Information literacy (IL) is a vital component in evidenced-based practice due to its role in research utilization. Few published studies address IL related experiences in college students. Qualitative data indicated undergraduates associate IL with feelings of frustration, doubt, confusion, and anxiety with IL (Duncan & Holtslander, 2012). These negative perceptions can influence students’ IL self-efficacy. Information literacy self-efficacy may directly relate to undergraduate students’ abilities to appreciate and apply IL knowledge to their practice (Geçer, 2012). Poor self-efficacy may contribute to the loss of IL knowledge and skills after graduation (Bandura, 2012; Weiner, 2014). Weiner’s (2014) attribution theory of motivation and emotion suggests IL self-efficacy can motivate people to engage in IL related behavior. The literature review yielded no published study addressing IL self-efficacy and knowledge in nursing students.

This study investigated if a relationship was present between IL self-efficacy and knowledge in pre-licensure baccalaureate nursing students. The study also assessed the ability of IL self-efficacy to act as a predictor for IL proficiency. The researcher collected data from traditional, senior, baccalaureate nursing students using the 28-item and 17-item Information Literacy Efficacy Scales (ILSES) and the Richard Stockton College of New Jersey Information Literacy Test. The methodology included the use of Pearson product-moment correlation to determine if a correlation existed between IL self-efficacy. Two multiple regression models were used to determine if IL self-efficacy could act as a predictor to IL knowledge.

Data analysis found a moderate relationship between self-efficacy and knowledge for both the ILSES 28-item scale (r = .334, p = .003) and the 17-item scale (r = .321, p = .003). The ILSES 28-item scale explained 10.4% of the variance in knowledge (F (3,75) = 3.160, p=0.29) while the ILSES 17-item scale accounted for 8.3% of the variance in knowledge (F (3,77) = 3.553, p=.018). The ability of the ILSES to predict knowledge indicates that nurse educators should include affective domain learning activities to promote positive IL self-efficacy levels. The results also indicated that the ILSES and The Richard Stockton College of New Jersey Information Literacy Test could serve as valid tools for collecting student data to improve individual and aggregate student outcomes.

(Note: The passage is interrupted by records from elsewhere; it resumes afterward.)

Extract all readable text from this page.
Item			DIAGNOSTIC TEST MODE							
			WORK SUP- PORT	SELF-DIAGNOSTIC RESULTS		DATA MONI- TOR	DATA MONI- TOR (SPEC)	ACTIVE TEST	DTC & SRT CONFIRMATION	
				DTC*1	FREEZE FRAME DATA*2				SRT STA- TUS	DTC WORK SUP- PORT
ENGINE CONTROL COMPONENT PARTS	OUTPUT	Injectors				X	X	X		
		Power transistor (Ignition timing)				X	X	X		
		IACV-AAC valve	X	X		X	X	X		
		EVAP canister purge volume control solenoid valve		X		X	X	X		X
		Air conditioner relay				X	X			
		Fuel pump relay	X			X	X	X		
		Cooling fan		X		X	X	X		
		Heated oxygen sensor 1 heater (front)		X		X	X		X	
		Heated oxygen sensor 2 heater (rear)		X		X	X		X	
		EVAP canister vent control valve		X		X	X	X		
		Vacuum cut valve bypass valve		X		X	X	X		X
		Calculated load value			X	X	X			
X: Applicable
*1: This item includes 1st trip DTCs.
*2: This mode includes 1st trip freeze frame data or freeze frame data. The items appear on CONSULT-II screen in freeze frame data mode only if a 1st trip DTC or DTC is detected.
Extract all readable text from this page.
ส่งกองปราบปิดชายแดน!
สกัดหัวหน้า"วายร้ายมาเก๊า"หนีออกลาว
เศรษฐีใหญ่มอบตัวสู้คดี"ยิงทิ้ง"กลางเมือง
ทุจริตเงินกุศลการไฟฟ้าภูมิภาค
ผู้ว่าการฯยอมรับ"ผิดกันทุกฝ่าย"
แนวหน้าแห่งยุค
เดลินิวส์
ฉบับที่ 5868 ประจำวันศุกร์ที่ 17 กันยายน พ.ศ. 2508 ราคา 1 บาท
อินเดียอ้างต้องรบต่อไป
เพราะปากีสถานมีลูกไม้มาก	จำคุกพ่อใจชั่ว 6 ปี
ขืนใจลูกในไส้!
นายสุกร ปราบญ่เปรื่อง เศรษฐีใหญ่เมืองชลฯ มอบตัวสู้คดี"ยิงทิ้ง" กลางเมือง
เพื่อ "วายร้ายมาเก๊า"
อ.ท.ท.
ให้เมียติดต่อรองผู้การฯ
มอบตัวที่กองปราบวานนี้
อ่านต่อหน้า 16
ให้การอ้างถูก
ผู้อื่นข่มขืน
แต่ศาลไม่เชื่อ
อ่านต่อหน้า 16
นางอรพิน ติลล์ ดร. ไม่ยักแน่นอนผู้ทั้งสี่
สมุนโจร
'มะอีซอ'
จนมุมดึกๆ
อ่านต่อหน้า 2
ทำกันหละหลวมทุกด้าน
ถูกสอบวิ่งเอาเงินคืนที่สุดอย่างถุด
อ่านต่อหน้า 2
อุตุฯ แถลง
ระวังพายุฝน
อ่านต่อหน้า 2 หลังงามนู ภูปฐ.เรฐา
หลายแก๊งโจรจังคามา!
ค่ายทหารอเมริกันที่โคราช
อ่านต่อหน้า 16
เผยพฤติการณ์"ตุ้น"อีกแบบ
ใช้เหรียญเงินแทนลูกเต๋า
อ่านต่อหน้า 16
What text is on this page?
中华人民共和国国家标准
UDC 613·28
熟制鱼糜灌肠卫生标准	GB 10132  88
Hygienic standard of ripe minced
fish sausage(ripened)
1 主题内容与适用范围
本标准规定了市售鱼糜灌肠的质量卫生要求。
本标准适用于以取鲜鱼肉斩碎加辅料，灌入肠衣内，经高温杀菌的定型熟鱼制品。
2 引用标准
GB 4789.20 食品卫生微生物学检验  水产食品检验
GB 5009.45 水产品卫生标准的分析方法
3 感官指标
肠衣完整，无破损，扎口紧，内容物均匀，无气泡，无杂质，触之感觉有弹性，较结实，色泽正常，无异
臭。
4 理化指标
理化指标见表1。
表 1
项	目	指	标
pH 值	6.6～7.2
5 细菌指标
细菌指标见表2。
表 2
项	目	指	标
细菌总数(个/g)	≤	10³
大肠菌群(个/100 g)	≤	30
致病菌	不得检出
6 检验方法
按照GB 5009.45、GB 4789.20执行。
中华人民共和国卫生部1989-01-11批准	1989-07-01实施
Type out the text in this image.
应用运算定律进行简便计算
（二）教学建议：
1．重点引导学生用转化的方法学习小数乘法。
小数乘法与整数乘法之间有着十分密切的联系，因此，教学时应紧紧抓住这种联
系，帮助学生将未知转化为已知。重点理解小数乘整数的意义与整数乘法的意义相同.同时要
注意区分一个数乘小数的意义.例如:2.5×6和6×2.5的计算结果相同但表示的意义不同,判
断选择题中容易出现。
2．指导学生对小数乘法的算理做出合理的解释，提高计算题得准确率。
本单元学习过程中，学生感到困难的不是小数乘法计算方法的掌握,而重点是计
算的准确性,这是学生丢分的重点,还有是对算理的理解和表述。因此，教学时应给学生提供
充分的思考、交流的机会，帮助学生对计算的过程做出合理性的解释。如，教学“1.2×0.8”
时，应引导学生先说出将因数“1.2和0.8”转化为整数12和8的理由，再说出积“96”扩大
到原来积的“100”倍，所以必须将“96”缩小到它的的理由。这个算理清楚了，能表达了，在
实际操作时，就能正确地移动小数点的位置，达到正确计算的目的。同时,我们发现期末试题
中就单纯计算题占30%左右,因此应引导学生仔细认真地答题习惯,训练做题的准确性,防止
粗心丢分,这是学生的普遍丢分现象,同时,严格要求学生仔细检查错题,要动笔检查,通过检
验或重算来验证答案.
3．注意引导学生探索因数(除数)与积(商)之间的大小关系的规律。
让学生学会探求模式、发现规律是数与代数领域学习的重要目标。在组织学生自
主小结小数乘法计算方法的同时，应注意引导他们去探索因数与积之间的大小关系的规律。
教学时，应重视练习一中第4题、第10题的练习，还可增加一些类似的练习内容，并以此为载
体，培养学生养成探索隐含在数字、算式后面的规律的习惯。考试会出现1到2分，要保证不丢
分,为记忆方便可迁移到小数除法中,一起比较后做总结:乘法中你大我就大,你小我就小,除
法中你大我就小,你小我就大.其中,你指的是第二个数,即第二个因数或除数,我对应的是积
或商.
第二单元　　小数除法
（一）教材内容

Poor response rate and incomplete datasets were the largest study limitations. Program administrators of six traditional baccalaureate programs distributed the surveys to senior nursing students. Although there was no way to calculate the exact response rate, the total of first-time NCLEX test takers for all six programs was 854 in the 11 months succeeding data collection (Pennsylvania State Board of Nursing, 2016). The poor response rate and low completion rate caused the researcher to question the ability to generalize the study results. The data analysis may only reflect students who have high self-efficacy levels that would foster a positive internal locus of causality.

The completion rate of the survey was 64%. Although all 137 participants provided consent to take the survey, the majority of the participants who did not complete it exited the survey after reading the first question. These students may have experienced some of the issues discussed regarding the poor response rate such as lack of perceived benefits and negative perceptions regarding IL. The poor completion rate substantiates the concerns regarding the ability of the study results to reflect baseline IL self-efficacy and knowledge levels of nursing students. These concerns validate the need to conduct more research on knowledge, perceptions, and the use of IL in nursing students and new graduates. Future research on IL can equip faculty with knowledge and tools for improving undergraduate IL capabilities and tailoring this education to conceptions and priorities specific to nursing practice (Bury, 2016; Cowan & Eva, 2016).